What is Document Processing in AppSheet?
Document processing is a feature that allows you to automatically extract useful content from document files that are stored as PDF, GIF, PNG, JPEG or TIFF files. This is built upon Google’s Document AI solution and supported file formats and document types will grow with them.
What documents are supported?
Currently, AppSheet can support content extraction from invoices, receipts and W9 forms. This means that files in a directory that are images or pdfs of invoices, receipts, or W9s can be automatically processed and the meaningful content extracted. Other documents or files in the folder will not have content extracted.
What is the life-cycle of documents in AppSheet?
The new document processing feature in AppSheet will apply machine intelligence to the files in your specified folder on Drive to extract the content. The outcome of this extraction can have several different statuses:
EXTRACTION_ERROR: this is the state if the content was not extractable - usually from unsupported file formats or from files that don’t contain relevant content.
POOR_QUALITY: this is the state if the content was extractable, but the extraction model doesn’t have strong confidence on all the information retrieved, or if some critical fields are missing (for example the Total Amount on an invoice).
QUOTA_EXCEEDED: this is the state if you have used up your document quota for the current cycle. These will automatically be re-extracted when quota is available.
SUCCESS: this is the state if the extraction was successful and the confidence of the majority of the fields is high (an empty state is also considered SUCCESS).
Only documents with a successful status will be automatically available in your application table. All other states will be logged to your applications audit logs. In the audit logs, any extraction issues will be visible as a log entry (one per document). For example a log entry like
and when you click on the details, you will see the reference to the source file and the row in a sheet where the extracted data is stored, as well as details about the issue.
In order to move the document content into your application table, you should review the data and fix any issues. The url under the Source File heading should take you straight to a view of the original document. The url under the Data location heading should take you to a highlighted row for that document. Once you are satisfied the data in the row is correct, set the IsEdited column of that row to TRUE. Within (up to) 15 minutes, your document data will be available in your application. Note: Please do not edit the StatusCode column as it may prevent events from firing in your application.
Additionally, if you have a business plan, you can set up email alerting on these document events that need your attention.
Why is there a separate currency code column?
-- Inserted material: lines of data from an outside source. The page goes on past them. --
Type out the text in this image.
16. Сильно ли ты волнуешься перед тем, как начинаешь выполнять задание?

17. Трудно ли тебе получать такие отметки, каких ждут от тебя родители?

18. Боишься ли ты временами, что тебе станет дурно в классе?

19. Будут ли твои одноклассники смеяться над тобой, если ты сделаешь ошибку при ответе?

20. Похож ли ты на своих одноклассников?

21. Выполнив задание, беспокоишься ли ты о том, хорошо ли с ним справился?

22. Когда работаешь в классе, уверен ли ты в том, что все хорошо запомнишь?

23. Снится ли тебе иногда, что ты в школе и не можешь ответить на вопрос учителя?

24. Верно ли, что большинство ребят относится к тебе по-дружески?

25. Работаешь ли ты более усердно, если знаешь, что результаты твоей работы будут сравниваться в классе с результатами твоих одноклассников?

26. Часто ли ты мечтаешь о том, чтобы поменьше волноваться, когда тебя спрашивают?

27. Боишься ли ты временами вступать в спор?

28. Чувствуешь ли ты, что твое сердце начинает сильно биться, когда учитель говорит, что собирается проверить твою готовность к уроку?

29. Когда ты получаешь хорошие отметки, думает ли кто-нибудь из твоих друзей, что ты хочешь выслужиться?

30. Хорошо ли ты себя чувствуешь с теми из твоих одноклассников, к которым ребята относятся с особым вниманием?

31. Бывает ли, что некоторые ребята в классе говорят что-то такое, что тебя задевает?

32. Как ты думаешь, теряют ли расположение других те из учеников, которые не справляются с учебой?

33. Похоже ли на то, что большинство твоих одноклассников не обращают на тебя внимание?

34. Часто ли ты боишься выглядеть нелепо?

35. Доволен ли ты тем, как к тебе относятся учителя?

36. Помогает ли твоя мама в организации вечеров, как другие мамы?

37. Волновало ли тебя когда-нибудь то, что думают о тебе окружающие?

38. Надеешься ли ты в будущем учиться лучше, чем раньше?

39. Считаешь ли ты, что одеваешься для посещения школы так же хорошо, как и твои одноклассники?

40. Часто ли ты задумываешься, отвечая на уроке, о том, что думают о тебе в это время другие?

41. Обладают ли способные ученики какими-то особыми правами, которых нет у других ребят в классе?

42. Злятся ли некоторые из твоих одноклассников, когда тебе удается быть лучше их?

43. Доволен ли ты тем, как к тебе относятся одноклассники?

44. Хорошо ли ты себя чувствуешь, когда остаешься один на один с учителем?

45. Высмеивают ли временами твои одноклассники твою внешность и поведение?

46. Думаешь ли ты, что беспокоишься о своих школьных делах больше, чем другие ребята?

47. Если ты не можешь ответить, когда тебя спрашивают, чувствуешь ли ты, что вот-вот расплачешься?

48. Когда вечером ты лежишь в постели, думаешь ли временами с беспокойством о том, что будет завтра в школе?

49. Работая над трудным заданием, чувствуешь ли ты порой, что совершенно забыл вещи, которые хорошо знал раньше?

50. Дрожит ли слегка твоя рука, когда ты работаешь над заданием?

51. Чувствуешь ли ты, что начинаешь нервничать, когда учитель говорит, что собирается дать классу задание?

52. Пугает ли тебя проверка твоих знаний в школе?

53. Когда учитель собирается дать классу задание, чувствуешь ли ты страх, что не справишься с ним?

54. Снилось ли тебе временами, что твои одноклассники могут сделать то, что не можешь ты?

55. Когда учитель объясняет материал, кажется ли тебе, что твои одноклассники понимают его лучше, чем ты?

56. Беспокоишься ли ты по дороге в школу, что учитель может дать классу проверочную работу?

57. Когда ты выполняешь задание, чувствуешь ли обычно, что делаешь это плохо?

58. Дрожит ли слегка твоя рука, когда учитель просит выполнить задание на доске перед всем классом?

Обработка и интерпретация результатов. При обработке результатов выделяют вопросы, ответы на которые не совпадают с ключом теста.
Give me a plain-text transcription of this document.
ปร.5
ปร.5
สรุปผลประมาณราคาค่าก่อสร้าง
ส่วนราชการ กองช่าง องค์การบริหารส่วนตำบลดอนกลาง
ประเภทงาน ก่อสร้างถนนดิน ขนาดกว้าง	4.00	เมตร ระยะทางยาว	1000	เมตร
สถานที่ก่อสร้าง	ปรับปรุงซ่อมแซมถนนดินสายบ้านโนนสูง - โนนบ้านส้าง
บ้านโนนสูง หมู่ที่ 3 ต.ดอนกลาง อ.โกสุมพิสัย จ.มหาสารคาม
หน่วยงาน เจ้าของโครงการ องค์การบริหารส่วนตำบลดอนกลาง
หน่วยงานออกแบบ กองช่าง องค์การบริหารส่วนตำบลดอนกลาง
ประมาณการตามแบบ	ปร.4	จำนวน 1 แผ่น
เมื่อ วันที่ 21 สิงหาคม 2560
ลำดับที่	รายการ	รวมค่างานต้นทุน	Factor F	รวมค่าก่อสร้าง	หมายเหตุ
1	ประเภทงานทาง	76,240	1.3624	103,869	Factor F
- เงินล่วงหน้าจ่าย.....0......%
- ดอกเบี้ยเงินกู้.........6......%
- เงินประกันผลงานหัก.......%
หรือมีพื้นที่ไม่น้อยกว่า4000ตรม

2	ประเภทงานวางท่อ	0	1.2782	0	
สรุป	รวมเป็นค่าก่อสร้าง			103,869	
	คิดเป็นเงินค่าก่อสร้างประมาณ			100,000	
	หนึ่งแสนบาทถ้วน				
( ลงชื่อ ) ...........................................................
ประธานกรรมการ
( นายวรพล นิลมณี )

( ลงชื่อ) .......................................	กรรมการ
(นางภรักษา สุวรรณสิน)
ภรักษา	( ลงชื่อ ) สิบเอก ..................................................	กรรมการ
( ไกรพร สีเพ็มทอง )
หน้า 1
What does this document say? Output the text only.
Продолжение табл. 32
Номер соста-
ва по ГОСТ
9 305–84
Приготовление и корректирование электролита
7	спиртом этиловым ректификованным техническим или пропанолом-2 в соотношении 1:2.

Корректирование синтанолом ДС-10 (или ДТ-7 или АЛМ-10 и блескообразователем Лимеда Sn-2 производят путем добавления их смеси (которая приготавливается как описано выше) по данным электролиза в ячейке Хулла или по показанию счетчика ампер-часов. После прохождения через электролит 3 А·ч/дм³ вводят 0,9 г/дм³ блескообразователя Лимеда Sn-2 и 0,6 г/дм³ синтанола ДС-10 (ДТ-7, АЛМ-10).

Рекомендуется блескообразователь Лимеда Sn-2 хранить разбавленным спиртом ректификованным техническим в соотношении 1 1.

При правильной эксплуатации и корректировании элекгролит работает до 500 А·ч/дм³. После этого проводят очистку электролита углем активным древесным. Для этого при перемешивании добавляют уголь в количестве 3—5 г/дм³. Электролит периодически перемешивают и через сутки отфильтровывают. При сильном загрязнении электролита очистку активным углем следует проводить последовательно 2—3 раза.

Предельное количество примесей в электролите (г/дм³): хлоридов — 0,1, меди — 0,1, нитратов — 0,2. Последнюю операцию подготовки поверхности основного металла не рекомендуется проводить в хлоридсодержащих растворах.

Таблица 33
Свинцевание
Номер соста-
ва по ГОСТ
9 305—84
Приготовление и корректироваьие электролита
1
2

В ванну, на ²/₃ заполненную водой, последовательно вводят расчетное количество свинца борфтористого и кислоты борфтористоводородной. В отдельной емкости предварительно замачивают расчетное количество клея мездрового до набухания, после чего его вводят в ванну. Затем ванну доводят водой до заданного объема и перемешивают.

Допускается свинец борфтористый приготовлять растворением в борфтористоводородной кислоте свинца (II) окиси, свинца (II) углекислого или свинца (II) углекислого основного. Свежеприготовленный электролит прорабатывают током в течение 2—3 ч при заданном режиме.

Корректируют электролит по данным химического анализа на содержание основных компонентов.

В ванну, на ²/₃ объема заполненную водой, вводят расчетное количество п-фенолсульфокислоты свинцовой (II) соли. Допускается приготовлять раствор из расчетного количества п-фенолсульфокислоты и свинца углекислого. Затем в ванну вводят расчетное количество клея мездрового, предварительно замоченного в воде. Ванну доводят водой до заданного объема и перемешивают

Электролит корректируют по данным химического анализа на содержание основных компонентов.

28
For documents that have some type of monetary column, the value of the money columns and the currency code are separated out. The main reason for this is to provide more flexibility for the extracted data. For example, supporting a centralized repository of documents that may span multiple currencies, to allow for customizing downstream processes. There is only ever considered a single currency for a single document and if there appears to be inconsistencies in the extraction, they are flagged.
Where can I store my files for Document processing?
Currently, AppSheet only supports processing documents found on Google Drive. We will be working hard to expand the supported file storage providers available for document processing and will announce these as they become available.
What does ‘collection of files’ mean?
In addition to document content extraction, AppSheet now supports exposing your folder contents as a table in your application itself. This feature will allow app creators to expose files directly in their app, and use file metadata in their application logic (e.g. filter by names, dates modified, etc).